Bertolucci has made some significant changes to Adair's novel, in particular toning down the homoerotic elements. These elements were in Adair's original screenplay but were subdued because the director felt that it was already too rich. Adair insists, though, that once he saw where the film was going, he had no problems with that. "I didn't feel I was jettisoning anything. This is Bernardo's film and it belongs to him and the actors. I think there is still a certain homoerotic thing between Theo and Matthew."
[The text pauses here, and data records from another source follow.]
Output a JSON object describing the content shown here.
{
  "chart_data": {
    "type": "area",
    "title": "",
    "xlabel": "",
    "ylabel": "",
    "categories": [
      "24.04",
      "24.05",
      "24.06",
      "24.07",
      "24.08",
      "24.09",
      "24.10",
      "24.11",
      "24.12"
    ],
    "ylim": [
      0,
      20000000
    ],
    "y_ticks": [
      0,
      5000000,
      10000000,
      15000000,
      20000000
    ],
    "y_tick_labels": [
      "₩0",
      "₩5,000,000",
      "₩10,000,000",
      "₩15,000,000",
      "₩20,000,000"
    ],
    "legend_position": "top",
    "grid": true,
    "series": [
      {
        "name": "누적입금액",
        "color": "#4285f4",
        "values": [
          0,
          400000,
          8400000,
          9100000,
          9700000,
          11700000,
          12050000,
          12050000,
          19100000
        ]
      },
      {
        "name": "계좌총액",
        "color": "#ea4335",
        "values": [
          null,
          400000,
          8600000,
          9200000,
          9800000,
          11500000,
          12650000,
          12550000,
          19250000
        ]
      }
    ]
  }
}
This is an intensely personal project for its 63-year-old director. There's no sense of detachment about the film. Nor does he hide behind irony or use the benefit of hindsight to satirise or criticise the young cinephile radicals of 1968. He plunges back into the maelstrom of 1968 as if he had never left. It's this uninhibited quality that makes the film so moving. He is being as open as his young actors, and is not scared of exposing himself to the charge of self-parody or of preying, like an old satyr, on his young actors. (Earlier this week, he called Eva Green "so beautiful it's indecent.") He claims that one of his prime motivations in making the movie was to convey the sense of idealism of those days. "In '68, we were going to sleep at night knowing that we would wake up not tomorrow but in the future... we had every night the hope that the world would be different."

There's little of that idealism left today. One of the grimmest signs of the passing of the years is footage which intercuts the real Jean-Pierre Léaud (star of countless nouvelle vague films) protesting against the sacking of Langlois in 1968 with footage of Léaud today, looking weary and very old. "That's what the youth of today misses, a bigger window on the future" says Bertolucci. "If the kids will go to see this film, I want them to be infected by this idealism."

Pitt, meanwhile, expresses frustration at the political apathy of his generation. "American youths don't want to change the world or even think they are capable of it. There is so much for them to learn."